We had a few beers with our fellow tour-ees and tried our best to have some craic, but Diarmo and I had our best craic without them. After dinner at least 5 of the lads on the tour crowded around the one dedent girl on the tour (bar Ela of course!) and hung by her every word while she told her life story. Sadness defined. Diarmo and I took our case of beer to a green area beyond the hostel and gazed at the 17 billion stars above us. Even in Conamara or the wilderness of Laos, we had never seen anything like it. Soon enough we realised, we were not alone. There were about 40 wallabies all around us, probably just wondering what we were up to. Shame they couldn’t join us for a beer, maybe after another million years of evolution they might.

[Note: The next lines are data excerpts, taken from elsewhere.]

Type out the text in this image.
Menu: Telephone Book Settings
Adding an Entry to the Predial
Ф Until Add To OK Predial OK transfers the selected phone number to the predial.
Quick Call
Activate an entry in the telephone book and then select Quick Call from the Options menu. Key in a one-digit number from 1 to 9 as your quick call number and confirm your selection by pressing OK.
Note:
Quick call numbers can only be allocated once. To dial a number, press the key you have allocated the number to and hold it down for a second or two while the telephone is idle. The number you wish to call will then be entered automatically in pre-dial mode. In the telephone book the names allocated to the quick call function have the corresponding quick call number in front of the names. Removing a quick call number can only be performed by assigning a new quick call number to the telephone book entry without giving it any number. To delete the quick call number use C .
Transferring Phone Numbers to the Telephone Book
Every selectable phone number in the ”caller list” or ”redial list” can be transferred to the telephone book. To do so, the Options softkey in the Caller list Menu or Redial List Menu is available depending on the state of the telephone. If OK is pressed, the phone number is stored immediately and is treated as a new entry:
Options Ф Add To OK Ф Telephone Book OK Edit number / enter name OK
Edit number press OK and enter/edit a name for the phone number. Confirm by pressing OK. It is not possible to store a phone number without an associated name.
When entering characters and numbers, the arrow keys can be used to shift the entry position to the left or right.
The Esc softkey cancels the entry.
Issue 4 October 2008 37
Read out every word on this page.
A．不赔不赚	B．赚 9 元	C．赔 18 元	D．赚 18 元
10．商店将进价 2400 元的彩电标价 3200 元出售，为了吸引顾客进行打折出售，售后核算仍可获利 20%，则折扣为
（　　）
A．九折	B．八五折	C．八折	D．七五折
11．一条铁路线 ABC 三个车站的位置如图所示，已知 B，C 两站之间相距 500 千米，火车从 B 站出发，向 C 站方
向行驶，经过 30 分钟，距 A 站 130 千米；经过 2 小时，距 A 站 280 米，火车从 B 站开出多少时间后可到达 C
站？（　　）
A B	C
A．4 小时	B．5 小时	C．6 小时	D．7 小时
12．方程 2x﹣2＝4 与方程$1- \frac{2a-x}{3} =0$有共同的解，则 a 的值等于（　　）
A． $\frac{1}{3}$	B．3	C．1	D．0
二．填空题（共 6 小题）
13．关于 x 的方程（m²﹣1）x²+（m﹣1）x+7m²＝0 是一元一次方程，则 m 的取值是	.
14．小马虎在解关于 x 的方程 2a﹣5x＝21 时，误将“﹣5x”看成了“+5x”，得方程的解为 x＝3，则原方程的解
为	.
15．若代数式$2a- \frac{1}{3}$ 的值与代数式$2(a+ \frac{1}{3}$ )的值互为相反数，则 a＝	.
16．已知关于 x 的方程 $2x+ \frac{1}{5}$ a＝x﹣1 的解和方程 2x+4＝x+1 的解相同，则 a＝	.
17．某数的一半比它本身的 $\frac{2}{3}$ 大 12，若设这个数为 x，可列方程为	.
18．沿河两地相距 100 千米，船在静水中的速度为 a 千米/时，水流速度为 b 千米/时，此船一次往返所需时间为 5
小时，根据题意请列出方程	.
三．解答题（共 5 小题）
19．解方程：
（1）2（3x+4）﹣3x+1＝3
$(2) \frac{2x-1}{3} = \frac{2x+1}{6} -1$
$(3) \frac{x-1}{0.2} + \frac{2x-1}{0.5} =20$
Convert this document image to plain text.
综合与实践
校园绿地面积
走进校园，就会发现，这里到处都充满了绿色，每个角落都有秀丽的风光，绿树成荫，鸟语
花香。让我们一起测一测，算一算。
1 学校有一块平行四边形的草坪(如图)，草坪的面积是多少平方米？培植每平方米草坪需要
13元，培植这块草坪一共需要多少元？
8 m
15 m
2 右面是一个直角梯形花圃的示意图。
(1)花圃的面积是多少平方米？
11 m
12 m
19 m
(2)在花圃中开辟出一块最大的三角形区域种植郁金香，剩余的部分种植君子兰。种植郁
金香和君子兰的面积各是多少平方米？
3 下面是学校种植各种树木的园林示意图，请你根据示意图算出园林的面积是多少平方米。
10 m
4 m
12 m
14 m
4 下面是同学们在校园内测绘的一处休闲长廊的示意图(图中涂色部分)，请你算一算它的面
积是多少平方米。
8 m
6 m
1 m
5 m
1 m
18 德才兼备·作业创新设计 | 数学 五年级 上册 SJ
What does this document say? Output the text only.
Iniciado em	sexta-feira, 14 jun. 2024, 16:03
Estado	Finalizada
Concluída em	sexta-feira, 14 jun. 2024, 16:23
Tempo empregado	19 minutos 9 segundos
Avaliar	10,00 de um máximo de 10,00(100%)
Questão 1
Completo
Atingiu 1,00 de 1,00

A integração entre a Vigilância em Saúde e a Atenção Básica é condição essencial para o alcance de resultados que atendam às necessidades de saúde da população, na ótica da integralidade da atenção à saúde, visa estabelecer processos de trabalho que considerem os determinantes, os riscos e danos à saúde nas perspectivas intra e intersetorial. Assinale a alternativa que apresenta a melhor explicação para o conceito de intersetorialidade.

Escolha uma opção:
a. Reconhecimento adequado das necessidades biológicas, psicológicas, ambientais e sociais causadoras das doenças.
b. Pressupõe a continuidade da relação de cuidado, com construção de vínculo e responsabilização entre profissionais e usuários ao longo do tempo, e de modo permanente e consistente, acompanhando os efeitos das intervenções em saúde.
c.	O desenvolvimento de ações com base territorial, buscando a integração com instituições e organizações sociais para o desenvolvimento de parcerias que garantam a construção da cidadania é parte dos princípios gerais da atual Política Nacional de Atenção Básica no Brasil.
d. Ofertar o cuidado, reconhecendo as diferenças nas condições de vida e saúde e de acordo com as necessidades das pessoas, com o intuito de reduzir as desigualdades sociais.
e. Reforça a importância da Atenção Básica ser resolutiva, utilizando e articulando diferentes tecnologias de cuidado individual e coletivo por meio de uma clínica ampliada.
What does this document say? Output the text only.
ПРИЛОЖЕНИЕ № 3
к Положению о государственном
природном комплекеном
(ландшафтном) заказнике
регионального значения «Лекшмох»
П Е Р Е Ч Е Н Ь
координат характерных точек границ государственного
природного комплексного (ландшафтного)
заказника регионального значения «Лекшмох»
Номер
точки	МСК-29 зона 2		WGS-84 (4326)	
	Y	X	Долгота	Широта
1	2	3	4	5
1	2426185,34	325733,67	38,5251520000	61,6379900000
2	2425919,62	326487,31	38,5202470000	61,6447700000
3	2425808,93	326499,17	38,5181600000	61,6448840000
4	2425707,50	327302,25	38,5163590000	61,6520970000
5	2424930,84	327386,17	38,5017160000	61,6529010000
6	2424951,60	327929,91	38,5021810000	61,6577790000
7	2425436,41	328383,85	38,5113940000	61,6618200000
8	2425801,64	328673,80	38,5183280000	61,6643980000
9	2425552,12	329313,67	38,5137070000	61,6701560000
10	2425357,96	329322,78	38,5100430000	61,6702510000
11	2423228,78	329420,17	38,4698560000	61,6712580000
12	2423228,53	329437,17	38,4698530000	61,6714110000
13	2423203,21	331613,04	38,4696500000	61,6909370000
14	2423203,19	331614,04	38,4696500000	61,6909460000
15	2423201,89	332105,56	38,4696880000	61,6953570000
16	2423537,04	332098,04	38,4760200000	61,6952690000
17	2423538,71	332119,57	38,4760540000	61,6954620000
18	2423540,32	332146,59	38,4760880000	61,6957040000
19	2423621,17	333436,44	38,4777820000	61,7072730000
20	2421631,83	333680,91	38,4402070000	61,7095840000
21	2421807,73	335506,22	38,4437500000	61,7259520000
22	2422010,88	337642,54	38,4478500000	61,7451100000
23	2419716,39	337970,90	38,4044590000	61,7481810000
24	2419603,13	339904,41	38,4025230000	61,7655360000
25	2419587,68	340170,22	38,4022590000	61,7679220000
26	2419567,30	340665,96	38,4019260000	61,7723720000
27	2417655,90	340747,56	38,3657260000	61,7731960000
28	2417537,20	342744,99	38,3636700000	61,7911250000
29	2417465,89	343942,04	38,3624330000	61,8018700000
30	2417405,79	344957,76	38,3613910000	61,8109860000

Luck really wasn’t with us with regards our sleeping situation. The snoring rhinoceros was in our room again and sleep wasn’t any easier. He had said earlier on that he would sleep on a hammock outside. He must have been joking – not funny mate. So the next day, we set off into the Grampians once again and did some great treks while taking in some fantastic views. The great thing about this Australia trip would be that we would definitely keep fit; and make up for the beers. Foggy bid us farewell at Horsham; halfway between Melbourne and Adelaide where we took the bus back to the city that stole all my stuff many months before.
Adelaide looked a lot nicer than I remember, maybe it was the weather, maybe it was that I was on my travels this time. We checked into the hostel and went out for a pint and a look around the city, we had a very early start the next day and we prayed that the french couple in our room were quiet sleepers. Our next stop was much further into the wilderness; into the Australian out back.